The first time we went to the eye doctor Michael was mere weeks old. Maybe five weeks? And I had no idea what to expect. We had not reached his actual due date yet, most of the time, if he wasn't eating, he was asleep. When they called us back to put the drops in his eyes, and then told me we could go back out and wait for another half hour, I almost lost it. I was not expecting the appointment to be so long, hadn't brought a bottle, nor had I brought anything to do. Half an hour seems a long time to sit in a waiting room without a book or a Sudoku puzzle, especially since Michael was asleep. You see I have never had an eye exam, at least not that I can remember, and I had no idea about the dilating and the waiting.

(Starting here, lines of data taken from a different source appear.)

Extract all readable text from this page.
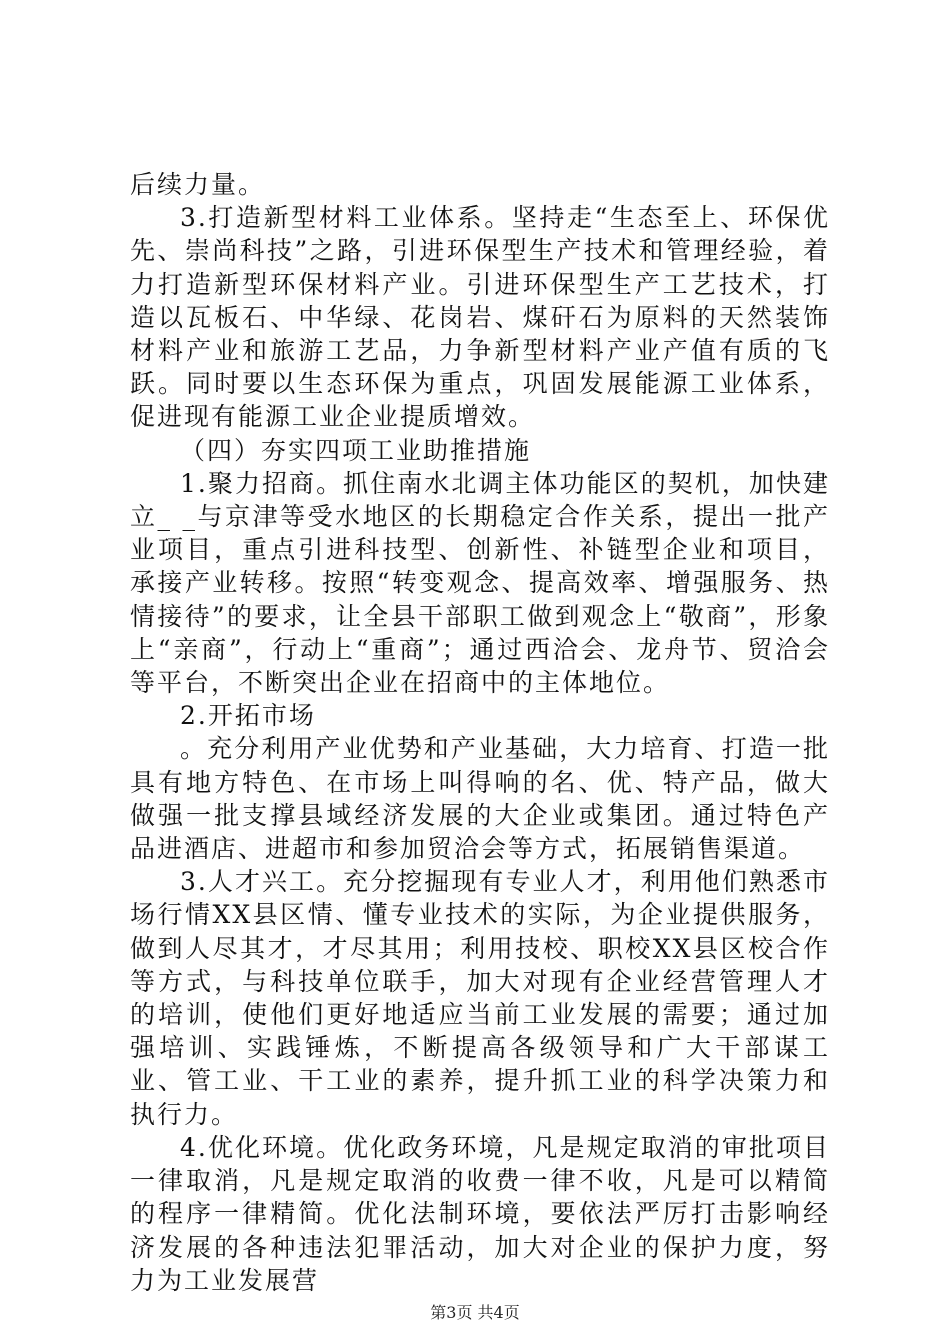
后续力量。

3.打造新型材料工业体系。坚持走“生态至上、环保优先、崇尚科技”之路，引进环保型生产技术和管理经验，着力打造新型环保材料产业。引进环保型生产工艺技术，打造以瓦板石、中华绿、花岗岩、煤矸石为原料的天然装饰材料产业和旅游工艺品，力争新型材料产业产值有质的飞跃。同时要以生态环保为重点，巩固发展能源工业体系，促进现有能源工业企业提质增效。

（四）夯实四项工业助推措施

1.聚力招商。抓住南水北调主体功能区的契机，加快建立_ _与京津等受水地区的长期稳定合作关系，提出一批产业项目，重点引进科技型、创新性、补链型企业和项目，承接产业转移。按照“转变观念、提高效率、增强服务、热情接待”的要求，让全县干部职工做到观念上“敬商”，形象上“亲商”，行动上“重商”；通过西洽会、龙舟节、贸洽会等平台，不断突出企业在招商中的主体地位。

2.开拓市场

。充分利用产业优势和产业基础，大力培育、打造一批具有地方特色、在市场上叫得响的名、优、特产品，做大做强一批支撑县域经济发展的大企业或集团。通过特色产品进酒店、进超市和参加贸洽会等方式，拓展销售渠道。

3.人才兴工。充分挖掘现有专业人才，利用他们熟悉市场行情XX县区情、懂专业技术的实际，为企业提供服务，做到人尽其才，才尽其用；利用技校、职校XX县区校合作等方式，与科技单位联手，加大对现有企业经营管理人才的培训，使他们更好地适应当前工业发展的需要；通过加强培训、实践锤炼，不断提高各级领导和广大干部谋工业、管工业、干工业的素养，提升抓工业的科学决策力和执行力。

4.优化环境。优化政务环境，凡是规定取消的审批项目一律取消，凡是规定取消的收费一律不收，凡是可以精简的程序一律精简。优化法制环境，要依法严厉打击影响经济发展的各种违法犯罪活动，加大对企业的保护力度，努力为工业发展营

第3页 共4页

There is a fish tank in the waiting room and, as Michael slept, I pass half an hour assigning personality traits and back-stories to each of the fish (there are about 1/2 a dozen). It was oddly fun to visit them again today and remember the things I had decided about them. Could I be a bigger dork? This time the waiting wasn't so bad, I knew enough to bring some things (which I didn't end up needing, of course), and Michael could enjoy the fish with me. I would have told him all of their life stories, but we weren't the only people in the waiting room.
Now it will be another year before we go in to get his eyes rechecked. I don't think about it quite as often as I did when he was first home with us, but getting past this eye appointment was another in a long series of little items checked off the list of potential problems. We are so fortunate. I still feel like I'm holding my breath sometimes, waiting for the other shoe to drop, for some hidden complication or difficulty to arise. And then -check- another worry eliminated. And don't think for a moment that I'm not grateful for every single one.